The rot has spread far beyond real estate, but that offers a nice concrete example of the danger of keeping Big Finance from taking its lumps. So far, their lobbyists have fought off attempts to force them to renegotiate mortgages, especially plans that call for writing down the value of the loans to reflect the post-bubble market. This is understandable. But the reality is that there are a lot of homes "under water" — that is, worth less than the value of their mortgages — and a lot of mortgages with "teaser rates" are about to adjust upward.

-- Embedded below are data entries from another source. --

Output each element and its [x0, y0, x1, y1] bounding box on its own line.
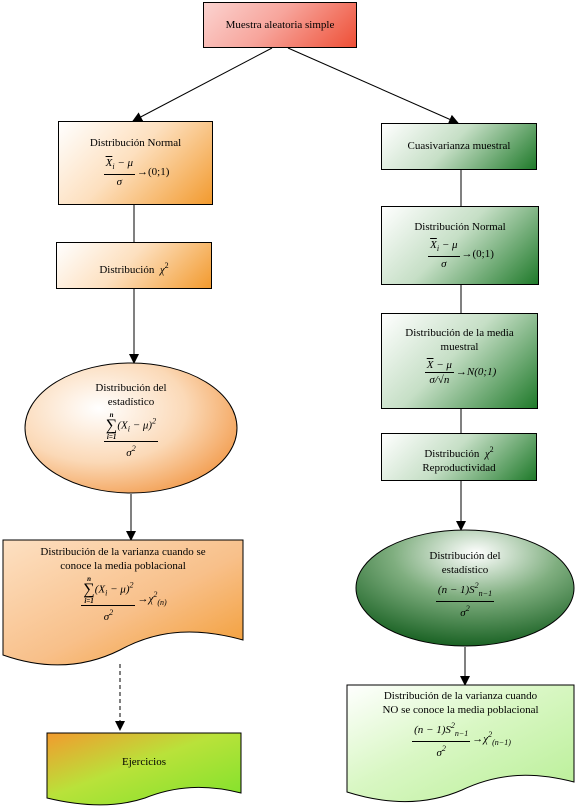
right-ellipse-node: Distribución del estadístico (n − 1)S2n−…	[356, 549, 574, 629]
right-cuasi-label: Cuasivarianza muestral	[407, 140, 511, 152]
chi-symbol-right: χ	[484, 448, 490, 460]
edge-root-right	[287, 47, 459, 124]
exercises-shape	[46, 732, 242, 806]
left-chi-node: Distribución χ2	[56, 242, 212, 289]
left-normal-title: Distribución Normal	[89, 137, 182, 149]
right-media-title-1: Distribución de la media	[405, 327, 514, 339]
left-ellipse-title-2: estadístico	[107, 396, 155, 408]
right-var-shape	[346, 684, 575, 802]
right-ellipse-title-2: estadístico	[441, 564, 489, 576]
right-cuasi-node: Cuasivarianza muestral	[381, 123, 537, 170]
left-ellipse-node: Distribución del estadístico n∑i=1(Xi − …	[25, 381, 237, 481]
right-normal-title: Distribución Normal	[414, 221, 506, 233]
edge-root-left	[132, 47, 273, 122]
exercises-label[interactable]: Ejercicios	[122, 756, 166, 768]
exercises-node[interactable]: Ejercicios	[47, 733, 241, 791]
right-chi-node: Distribución χ2 Reproductividad	[381, 433, 537, 481]
left-chi-title: Distribución	[99, 264, 155, 276]
left-ellipse-title-1: Distribución del	[95, 382, 167, 394]
right-ellipse-shape	[355, 529, 575, 647]
right-ellipse-title-1: Distribución del	[429, 550, 501, 562]
left-ellipse-shape	[24, 362, 238, 494]
right-chi-title: Distribución	[424, 448, 480, 460]
right-var-title-2: NO se conoce la media poblacional	[382, 704, 539, 716]
chi-symbol: χ	[159, 264, 165, 276]
root-label: Muestra aleatoria simple	[225, 19, 335, 31]
left-var-node: Distribución de la varianza cuando se co…	[3, 545, 243, 635]
left-var-title-1: Distribución de la varianza cuando se	[40, 546, 206, 558]
left-var-shape	[2, 539, 244, 666]
root-node: Muestra aleatoria simple	[203, 2, 357, 48]
left-var-title-2: conoce la media poblacional	[60, 560, 186, 572]
right-chi-subtitle: Reproductividad	[422, 462, 496, 474]
right-media-title-2: muestral	[440, 341, 479, 353]
right-var-node: Distribución de la varianza cuando NO se…	[347, 689, 574, 769]
right-var-title-1: Distribución de la varianza cuando	[383, 690, 538, 702]
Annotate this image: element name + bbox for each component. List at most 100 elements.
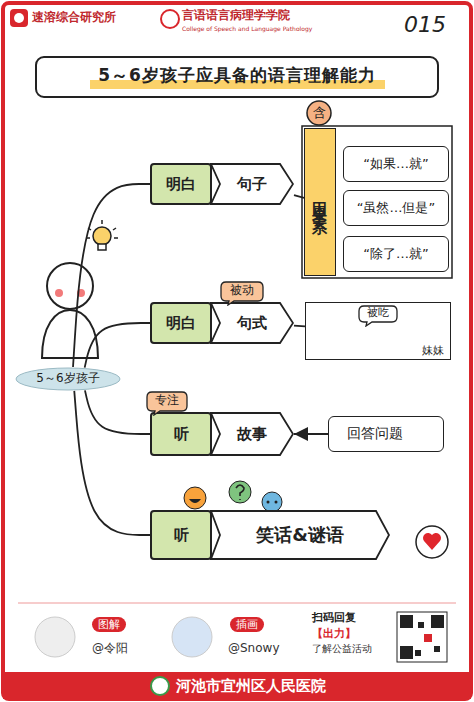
arrow-outline: [211, 303, 293, 343]
emoji-mouth: [189, 499, 201, 503]
node-text: 句式: [237, 315, 267, 332]
object-arrow: 故事: [210, 412, 294, 456]
qr-code: [397, 612, 447, 662]
node-text: 笑话&谜语: [256, 525, 344, 545]
connector: [73, 184, 150, 367]
verb-box: 听: [150, 510, 212, 560]
node-text: “如果…就”: [363, 157, 428, 171]
node-text: “除了…就”: [363, 247, 428, 261]
footer-text: 河池市宜州区人民医院: [176, 677, 326, 695]
node-text: 听: [174, 426, 189, 443]
bubble-dot: [275, 501, 278, 504]
qr-block: [415, 650, 421, 656]
footer-text: 了解公益活动: [312, 643, 372, 655]
footer-text: 速溶综合研究所: [32, 10, 116, 24]
hospital-logo: [151, 677, 169, 695]
school-logo: [161, 10, 179, 28]
arrow-outline: [211, 164, 293, 204]
footer-rule: [18, 603, 456, 604]
pattern-box: “虽然…但是”: [343, 190, 449, 226]
node-text: 5～6岁孩子: [36, 372, 99, 385]
object-arrow: 句式: [210, 302, 294, 344]
node-text: 因果关系: [312, 190, 329, 214]
bubble-outline: [221, 282, 263, 305]
node-text: “虽然…但是”: [357, 201, 435, 215]
author-avatar: [35, 617, 75, 657]
page-number: 015: [404, 12, 446, 38]
verb-box: 明白: [150, 302, 212, 344]
verb-box: 听: [150, 412, 212, 456]
chat-bubble: [262, 492, 282, 512]
tag-bubble: 专注: [146, 391, 188, 416]
subject-label: 5～6岁孩子: [15, 367, 121, 391]
object-arrow: 句子: [210, 163, 294, 205]
node-text: 专注: [155, 394, 179, 407]
bubble-outline: [147, 392, 187, 415]
footer-text: College of Speech and Language Pathology: [182, 25, 312, 32]
qr-block: [400, 646, 413, 659]
illustrator-avatar: [172, 617, 212, 657]
role-tag: 插画: [230, 617, 264, 632]
example-frame: 妹妹 被吃: [305, 302, 451, 360]
arrow-outline: [211, 413, 293, 455]
footer-text: 【出力】: [312, 627, 356, 640]
category-column: 因果关系: [304, 128, 336, 276]
tag-circle: 含: [306, 100, 332, 126]
footer-text: 言语语言病理学学院: [182, 8, 290, 22]
node-text: 被动: [230, 284, 254, 297]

Foreclosures only drive down the value of the whole market further -- who wants to pay today's fair value when two other houses on the same street are headed toward foreclosure and might be had for a song in a few months?
The justification for creating the big bailout honeypot for Wall Street was that banks are hoarding money, causing a "credit crunch" that's killing the whole economy. But that’s only true to a point; while financial institutions are holding cash, including, reportedly, those billions they gouged from the taxpayers, they appear to be doing so to protect their balance sheets, and in some cases, to fund mergers. The bigger problem -- one the bailout is hardly touching -- is that trillions in home equity and retirement accounts have vanished, and there aren’t a lot of people — or firms — looking to borrow money to buy stuff or expand right now.
Economist Dean Baker explains the dominance of the "credit crunch" narrative like this:
The media "largely ignored the growth of an $8 trillion housing bubble, by far the most important economic phenomenon of the decade. Now that it has burst and sent consumption plummeting, they are blaming the economic collapse on a 'credit crunch' instead of the more obvious problem that consumers just lost $6 trillion of housing wealth and another $8 trillion of stock wealth."
We hear a lot about banks not lending to one another these days -- another reason we have to buy up shares of their tanking stocks and guarantee their funky securities. But consider that as I write, a benchmark "interbank" lending rate (the LIBOR, if you care) is at its lowest point in history, meaning that banks aren’t, in fact, charging each other an arm and a leg for cash.
But, at the same time, William Prophet, an analyst at UBS, Switzerland’s biggest bank, told Bloomberg News that "the volume of loans apparently is still close to zero, and that hasn’t changed."